Sezon 2020/2021 dla Marko Vesovicia był nieco stracony. Czarnogórzec przez kontuzję nie grał przez większość czasu i przez nią także pożegnał się z Legią Warszawa. W stołecznym klubie spędził 3.5 roku. Po odejściu nie krył żalu do klubu, jednak niczego nie żałuje i jak sam mówi - był to dla niego wspaniały czas.
- Niczego nie żałuję. Wiem, że byłem w 100 proc. uczciwy. Niektórzy ludzie mnie jednak rozczarowali. Ja dalej kocham Legię, brakuje mi Warszawy, dobrze się tam czuliśmy, to jeden z najpiękniejszych rozdziałów w moim życiu, życzę im wszystkiego najlepszego - powiedział w rozmowie z Przeglądem Sportowym.
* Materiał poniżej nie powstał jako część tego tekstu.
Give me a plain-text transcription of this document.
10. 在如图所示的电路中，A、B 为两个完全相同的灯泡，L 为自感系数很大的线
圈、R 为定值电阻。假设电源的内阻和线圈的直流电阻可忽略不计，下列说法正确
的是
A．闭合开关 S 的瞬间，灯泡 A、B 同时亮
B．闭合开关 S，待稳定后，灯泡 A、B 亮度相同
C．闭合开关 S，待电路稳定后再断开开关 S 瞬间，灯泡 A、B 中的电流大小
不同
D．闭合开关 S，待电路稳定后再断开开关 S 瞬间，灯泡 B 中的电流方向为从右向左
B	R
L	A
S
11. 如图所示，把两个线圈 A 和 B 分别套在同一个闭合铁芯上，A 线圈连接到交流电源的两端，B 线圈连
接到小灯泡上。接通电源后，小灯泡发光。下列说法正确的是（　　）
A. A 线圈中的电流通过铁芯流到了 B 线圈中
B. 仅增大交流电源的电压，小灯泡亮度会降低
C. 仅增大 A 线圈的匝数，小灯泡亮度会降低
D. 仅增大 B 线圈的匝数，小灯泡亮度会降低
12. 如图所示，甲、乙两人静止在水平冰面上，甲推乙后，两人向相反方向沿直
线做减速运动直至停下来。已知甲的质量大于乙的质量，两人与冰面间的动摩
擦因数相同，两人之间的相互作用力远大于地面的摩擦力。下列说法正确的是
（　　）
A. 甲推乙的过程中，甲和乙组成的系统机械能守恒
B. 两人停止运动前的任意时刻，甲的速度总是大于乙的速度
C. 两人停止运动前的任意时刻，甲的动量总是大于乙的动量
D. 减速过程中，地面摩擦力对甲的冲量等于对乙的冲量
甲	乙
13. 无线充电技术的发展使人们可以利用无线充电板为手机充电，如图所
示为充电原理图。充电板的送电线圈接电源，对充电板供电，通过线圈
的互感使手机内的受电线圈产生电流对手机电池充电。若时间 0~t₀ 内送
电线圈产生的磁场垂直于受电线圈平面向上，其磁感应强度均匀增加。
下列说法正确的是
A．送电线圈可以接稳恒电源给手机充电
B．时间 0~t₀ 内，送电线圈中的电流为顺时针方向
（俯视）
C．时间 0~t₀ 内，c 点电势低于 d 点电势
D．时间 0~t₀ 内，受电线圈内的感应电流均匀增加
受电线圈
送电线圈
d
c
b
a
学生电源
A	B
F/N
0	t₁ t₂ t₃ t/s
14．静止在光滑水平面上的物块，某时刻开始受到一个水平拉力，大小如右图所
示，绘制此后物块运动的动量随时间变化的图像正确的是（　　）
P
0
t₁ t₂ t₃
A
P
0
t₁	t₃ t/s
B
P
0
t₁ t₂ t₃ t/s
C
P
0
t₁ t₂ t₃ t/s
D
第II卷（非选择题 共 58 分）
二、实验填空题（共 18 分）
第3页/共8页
Zawodnik mówi wprost, że w klubie nie wszyscy byli z nim uczciwi, że usłyszał na swój temat wiele kłamstw, a wokół jego odejścia było naprawdę wiele zamieszania. 31-latek zapewnia, że nie ma żalu do ówczesnego trenera Czesława Michniewicza.
- To prawda, ale tak powinno być, bo nikt nie wie, co wtedy przeżyliśmy. Było wiele kłamstw na nasz temat. W Legii nie byli uczciwi ze mną. Mogli powiedzieć, że nie chcą ze mną przedłużyć kontraktu. Na pewno nie mam pretensji do trenera Michniewicza, on mnie chciał. Ale nieważne, kto o tym decydował. Nie mam nic przeciwko temu, by mi powiedzieli to wprost, a nie na koniec sezonu - twierdzi Czarnogórzec.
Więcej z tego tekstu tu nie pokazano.